Because sales tax calculations can get complicated fast, we recommend using a third-party app, like Avalara, in order to automate sales tax calculations and effectively record this data for tax purposes.
5. Federal Trade Commission (FTC) compliance
As an eCommerce business owner, if you use affiliate marketers or social media influencers to drive brand awareness and boost sales, it’s critical to first be aware of the compliance regulations set forth by the Federal Trade Commission (FTC).
According to the FTC, social media influencers are required to disclose to viewers when they have any sort of financial relationship with an eCommerce brand, especially when publishing sponsored content.
Disclosing to consumers that an affiliate marketer is being paid by your brand helps maintain transparency and honesty across your eCommerce marketing efforts. Failure to comply with this FTC affiliate marketing requirement constitutes a deceptive trade practice under the FTC Act and can result in both the eCommerce company and the affiliate facing substantial fines.
6. Shipping and customs regulations
With many online stores operating across state and international lines, eCommerce stores must understand what they can and cannot ship through the various available shipping providers.
According to the U.S. Postal Service, online stores cannot ship items including but not limited to aerosols, alcoholic beverages, and hemp products both domestically and internationally.
The FTC also has its own Mail Order Rule that requires eCommerce operators to follow fair shipping practices, including meeting any advertised shipping promises (e.g. 2-Day Shipping or Fast Shipping) and providing consumers a refund in the event of unexpected shipping delays.
In 2020, online fashion retailer Fashion Nova had to pay $9.3 million to settle an FTC shipping violation after they failed to notify customers of delayed shipments nor provide the ability to cancel their orders.
7. Trademarks & copyrights
Under U.S. law, properly filed trademarks and copyrights, such as product designs, music, and literature, can only be used by intellectual property owners themselves or by those who have appropriate consent.
As an eCommerce store owner and operator, if you use intellectual property within your products that you don’t have legal consent to use or is not owned by you, you are at risk of a costly copyright infringement lawsuit.
In 2022, eCommerce platform giant Shopify had to pay out a confidential amount to multiple major education publications, including McGraw Hill and Pearson Education, after Shopify failed to take down eCommerce sites selling pirated digital versions of their materials.
The Americans with Disabilities Act (ADA) is a federal law that requires all businesses to make their websites accessible to people with disabilities.
There are a few key things that businesses need to consider when it comes to ADA compliance:
- Web content: Websites should be designed in a way that is easy for people with disabilities to use.

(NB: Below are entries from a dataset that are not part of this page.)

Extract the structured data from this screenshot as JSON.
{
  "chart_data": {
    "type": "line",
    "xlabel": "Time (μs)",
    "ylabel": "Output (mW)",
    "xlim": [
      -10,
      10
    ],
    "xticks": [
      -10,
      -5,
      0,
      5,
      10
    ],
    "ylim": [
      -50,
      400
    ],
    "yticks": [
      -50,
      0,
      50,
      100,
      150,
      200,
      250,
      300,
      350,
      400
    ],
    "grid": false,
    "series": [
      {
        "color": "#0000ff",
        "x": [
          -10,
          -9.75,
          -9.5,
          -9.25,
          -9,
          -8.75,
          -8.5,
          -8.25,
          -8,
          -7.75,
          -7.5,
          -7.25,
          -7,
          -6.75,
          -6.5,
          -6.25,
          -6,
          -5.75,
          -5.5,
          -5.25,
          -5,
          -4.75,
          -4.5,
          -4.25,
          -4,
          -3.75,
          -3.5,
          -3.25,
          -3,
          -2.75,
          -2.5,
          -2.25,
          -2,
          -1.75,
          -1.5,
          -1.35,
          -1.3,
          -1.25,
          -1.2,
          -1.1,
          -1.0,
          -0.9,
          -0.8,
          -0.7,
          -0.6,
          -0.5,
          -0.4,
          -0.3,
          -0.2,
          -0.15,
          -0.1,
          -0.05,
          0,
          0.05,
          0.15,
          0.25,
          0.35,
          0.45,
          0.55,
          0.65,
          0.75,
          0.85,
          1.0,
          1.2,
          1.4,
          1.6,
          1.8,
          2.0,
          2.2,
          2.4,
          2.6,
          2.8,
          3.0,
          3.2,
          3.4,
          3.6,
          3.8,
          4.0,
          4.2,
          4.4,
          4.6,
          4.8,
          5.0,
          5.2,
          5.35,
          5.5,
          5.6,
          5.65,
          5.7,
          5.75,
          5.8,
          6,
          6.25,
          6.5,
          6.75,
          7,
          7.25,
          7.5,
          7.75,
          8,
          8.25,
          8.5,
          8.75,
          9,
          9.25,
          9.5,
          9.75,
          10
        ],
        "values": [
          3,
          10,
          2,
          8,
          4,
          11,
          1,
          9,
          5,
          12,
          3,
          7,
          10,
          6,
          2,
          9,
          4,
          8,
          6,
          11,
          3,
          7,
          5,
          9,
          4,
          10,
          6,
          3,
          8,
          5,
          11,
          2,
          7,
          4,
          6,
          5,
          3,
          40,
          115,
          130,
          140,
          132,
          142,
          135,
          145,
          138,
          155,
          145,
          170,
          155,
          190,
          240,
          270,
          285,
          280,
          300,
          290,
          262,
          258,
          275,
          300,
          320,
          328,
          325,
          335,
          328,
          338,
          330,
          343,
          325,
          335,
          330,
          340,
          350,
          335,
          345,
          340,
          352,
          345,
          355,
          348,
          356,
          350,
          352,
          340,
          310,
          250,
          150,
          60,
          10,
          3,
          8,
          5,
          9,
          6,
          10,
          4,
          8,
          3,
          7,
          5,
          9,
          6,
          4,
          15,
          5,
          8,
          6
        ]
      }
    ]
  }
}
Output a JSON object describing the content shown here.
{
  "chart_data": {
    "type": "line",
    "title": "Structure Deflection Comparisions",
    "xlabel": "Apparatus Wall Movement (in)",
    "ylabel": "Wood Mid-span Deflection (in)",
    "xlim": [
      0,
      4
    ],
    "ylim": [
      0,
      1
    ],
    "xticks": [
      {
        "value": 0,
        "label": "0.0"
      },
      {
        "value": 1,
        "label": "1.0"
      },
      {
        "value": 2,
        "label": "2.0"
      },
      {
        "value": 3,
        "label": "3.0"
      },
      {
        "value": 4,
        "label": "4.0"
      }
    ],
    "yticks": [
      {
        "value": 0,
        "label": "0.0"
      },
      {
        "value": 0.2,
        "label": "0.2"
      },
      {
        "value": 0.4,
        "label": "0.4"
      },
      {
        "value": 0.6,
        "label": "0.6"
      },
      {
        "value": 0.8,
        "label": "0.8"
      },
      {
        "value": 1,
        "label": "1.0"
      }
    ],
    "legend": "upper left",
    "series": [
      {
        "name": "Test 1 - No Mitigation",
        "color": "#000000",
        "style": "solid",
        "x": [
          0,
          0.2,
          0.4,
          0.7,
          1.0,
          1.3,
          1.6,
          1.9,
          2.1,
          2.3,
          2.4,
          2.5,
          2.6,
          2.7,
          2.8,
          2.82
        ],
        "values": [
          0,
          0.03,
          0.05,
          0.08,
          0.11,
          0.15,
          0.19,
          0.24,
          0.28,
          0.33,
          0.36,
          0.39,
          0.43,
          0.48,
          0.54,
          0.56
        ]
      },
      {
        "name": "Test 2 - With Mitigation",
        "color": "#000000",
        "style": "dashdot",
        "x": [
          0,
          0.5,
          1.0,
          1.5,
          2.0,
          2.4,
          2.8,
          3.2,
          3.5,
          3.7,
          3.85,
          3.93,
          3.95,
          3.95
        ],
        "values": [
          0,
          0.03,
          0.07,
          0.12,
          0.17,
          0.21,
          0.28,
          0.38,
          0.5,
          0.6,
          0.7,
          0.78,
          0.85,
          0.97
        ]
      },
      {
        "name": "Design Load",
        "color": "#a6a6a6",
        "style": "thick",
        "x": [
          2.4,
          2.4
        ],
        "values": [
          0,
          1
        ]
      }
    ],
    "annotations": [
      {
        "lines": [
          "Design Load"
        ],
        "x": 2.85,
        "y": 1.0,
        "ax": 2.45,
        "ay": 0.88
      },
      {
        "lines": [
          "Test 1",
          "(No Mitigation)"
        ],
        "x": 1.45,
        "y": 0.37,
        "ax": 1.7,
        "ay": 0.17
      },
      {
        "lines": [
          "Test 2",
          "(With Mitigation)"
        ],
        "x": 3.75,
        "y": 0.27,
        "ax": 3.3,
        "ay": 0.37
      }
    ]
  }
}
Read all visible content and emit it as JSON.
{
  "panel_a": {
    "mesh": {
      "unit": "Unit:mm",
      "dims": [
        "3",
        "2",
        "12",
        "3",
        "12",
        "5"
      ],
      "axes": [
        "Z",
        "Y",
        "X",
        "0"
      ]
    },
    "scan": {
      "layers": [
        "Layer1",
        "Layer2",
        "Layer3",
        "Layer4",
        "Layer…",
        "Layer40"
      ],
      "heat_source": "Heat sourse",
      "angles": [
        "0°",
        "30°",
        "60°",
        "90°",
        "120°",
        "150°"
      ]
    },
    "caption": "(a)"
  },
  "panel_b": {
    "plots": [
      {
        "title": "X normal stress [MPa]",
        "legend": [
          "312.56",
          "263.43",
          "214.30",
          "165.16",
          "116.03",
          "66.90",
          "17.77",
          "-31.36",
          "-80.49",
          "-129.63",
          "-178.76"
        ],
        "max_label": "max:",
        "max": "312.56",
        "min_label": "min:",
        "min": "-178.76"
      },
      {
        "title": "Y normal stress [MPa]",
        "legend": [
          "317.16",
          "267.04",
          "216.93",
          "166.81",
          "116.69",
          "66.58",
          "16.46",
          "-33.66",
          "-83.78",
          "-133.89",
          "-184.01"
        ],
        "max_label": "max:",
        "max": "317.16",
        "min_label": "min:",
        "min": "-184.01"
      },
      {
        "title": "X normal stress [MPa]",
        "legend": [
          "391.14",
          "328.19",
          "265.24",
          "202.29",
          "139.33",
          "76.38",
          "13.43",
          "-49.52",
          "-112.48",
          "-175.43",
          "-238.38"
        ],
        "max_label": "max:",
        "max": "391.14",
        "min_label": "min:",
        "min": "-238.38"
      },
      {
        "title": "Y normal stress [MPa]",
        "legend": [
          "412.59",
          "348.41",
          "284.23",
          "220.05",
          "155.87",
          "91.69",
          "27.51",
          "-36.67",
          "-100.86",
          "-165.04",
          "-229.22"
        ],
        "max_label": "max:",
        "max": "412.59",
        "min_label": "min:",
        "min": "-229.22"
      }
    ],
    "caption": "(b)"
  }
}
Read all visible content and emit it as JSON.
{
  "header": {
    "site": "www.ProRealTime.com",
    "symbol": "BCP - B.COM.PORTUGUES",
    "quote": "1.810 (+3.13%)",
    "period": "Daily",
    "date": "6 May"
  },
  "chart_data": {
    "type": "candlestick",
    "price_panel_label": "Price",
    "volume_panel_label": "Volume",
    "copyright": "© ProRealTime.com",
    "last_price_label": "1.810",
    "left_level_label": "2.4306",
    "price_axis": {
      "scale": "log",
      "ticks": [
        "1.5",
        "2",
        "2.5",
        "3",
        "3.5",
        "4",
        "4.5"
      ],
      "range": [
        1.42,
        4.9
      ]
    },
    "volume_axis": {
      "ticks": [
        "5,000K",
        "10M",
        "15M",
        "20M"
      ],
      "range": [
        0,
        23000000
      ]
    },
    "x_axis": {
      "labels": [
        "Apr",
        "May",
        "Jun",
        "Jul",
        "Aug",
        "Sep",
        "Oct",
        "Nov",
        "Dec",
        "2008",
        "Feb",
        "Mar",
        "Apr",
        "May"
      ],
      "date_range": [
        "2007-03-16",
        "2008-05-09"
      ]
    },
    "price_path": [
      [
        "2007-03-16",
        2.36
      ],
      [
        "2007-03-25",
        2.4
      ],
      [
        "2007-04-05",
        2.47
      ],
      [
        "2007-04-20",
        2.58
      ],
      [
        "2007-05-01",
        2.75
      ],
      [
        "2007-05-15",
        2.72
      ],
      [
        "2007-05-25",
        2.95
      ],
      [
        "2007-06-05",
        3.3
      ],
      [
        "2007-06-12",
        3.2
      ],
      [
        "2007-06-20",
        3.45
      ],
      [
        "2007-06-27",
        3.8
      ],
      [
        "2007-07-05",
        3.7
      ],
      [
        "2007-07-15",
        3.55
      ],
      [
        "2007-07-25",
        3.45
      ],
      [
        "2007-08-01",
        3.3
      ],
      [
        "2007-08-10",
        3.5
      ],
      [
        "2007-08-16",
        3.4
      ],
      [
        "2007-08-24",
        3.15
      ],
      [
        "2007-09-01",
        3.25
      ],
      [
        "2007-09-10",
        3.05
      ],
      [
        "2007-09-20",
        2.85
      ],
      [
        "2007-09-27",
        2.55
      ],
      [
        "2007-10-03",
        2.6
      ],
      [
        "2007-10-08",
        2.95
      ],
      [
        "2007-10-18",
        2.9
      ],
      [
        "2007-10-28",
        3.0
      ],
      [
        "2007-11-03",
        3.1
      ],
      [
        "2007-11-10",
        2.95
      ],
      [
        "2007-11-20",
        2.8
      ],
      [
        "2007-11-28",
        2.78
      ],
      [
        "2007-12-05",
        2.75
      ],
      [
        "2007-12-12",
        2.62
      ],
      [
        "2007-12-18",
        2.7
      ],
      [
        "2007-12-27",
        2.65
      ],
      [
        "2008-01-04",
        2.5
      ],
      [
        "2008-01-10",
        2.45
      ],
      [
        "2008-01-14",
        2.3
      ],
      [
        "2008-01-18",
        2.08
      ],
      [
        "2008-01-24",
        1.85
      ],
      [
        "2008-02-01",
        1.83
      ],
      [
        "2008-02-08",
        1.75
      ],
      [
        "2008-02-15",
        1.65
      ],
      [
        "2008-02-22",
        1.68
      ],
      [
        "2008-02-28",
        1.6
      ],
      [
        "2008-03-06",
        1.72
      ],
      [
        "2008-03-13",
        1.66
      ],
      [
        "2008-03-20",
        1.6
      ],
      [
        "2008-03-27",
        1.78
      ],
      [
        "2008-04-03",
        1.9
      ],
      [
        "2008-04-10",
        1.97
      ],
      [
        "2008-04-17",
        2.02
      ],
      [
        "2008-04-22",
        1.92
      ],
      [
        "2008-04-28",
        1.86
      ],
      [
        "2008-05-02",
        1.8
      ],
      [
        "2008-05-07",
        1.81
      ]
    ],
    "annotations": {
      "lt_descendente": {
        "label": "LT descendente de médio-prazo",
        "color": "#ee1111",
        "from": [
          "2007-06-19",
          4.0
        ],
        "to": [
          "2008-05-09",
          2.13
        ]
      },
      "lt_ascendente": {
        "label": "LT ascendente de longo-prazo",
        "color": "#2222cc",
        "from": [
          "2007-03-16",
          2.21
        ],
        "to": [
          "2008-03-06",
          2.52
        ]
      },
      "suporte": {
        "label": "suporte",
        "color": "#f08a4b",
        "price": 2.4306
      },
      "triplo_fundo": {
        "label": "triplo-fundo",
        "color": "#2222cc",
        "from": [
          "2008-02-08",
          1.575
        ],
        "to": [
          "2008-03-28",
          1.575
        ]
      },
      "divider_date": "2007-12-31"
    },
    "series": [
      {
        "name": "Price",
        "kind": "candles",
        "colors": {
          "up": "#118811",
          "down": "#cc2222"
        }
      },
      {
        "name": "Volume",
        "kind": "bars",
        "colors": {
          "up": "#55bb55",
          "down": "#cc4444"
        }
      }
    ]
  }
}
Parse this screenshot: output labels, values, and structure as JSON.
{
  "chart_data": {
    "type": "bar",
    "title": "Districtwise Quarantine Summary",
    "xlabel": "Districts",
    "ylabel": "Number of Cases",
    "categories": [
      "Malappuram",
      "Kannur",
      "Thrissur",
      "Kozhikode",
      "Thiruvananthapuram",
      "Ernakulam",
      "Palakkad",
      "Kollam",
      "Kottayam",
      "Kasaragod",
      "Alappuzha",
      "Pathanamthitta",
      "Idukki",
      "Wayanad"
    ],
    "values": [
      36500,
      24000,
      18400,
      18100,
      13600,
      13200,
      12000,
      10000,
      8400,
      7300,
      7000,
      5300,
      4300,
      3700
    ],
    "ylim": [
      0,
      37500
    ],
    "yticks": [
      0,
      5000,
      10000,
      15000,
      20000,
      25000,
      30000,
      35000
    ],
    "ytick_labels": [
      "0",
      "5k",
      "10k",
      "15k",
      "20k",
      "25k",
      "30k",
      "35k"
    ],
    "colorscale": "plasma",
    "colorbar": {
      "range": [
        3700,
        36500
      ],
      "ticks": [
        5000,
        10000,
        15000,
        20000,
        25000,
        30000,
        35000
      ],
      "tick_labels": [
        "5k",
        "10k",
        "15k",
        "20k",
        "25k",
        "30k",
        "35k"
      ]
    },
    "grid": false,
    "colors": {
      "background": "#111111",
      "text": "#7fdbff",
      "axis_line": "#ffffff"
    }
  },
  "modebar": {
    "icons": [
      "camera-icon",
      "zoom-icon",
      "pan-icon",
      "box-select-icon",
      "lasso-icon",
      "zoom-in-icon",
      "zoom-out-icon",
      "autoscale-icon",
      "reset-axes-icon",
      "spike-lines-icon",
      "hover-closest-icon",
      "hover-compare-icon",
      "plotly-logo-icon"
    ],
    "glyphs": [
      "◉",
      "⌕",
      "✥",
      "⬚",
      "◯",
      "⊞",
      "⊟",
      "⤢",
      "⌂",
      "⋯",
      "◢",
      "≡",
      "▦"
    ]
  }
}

This includes using clear and easy-to-read text, providing alt text for images, and using headings and lists to organize content.
- Navigation: Websites should be easy to navigate, with clear links and buttons that are easy to click on.
- Forms: Forms should be easy to fill out and submit, with clear labels and instructions.
- Multimedia: Websites should provide captions and transcripts for videos and other multimedia content.
In sum, these are the biggest regulations that all eCommerce businesses should know about and abide by. However, in our experience, the one that trips up business owners the most is sales tax requirements.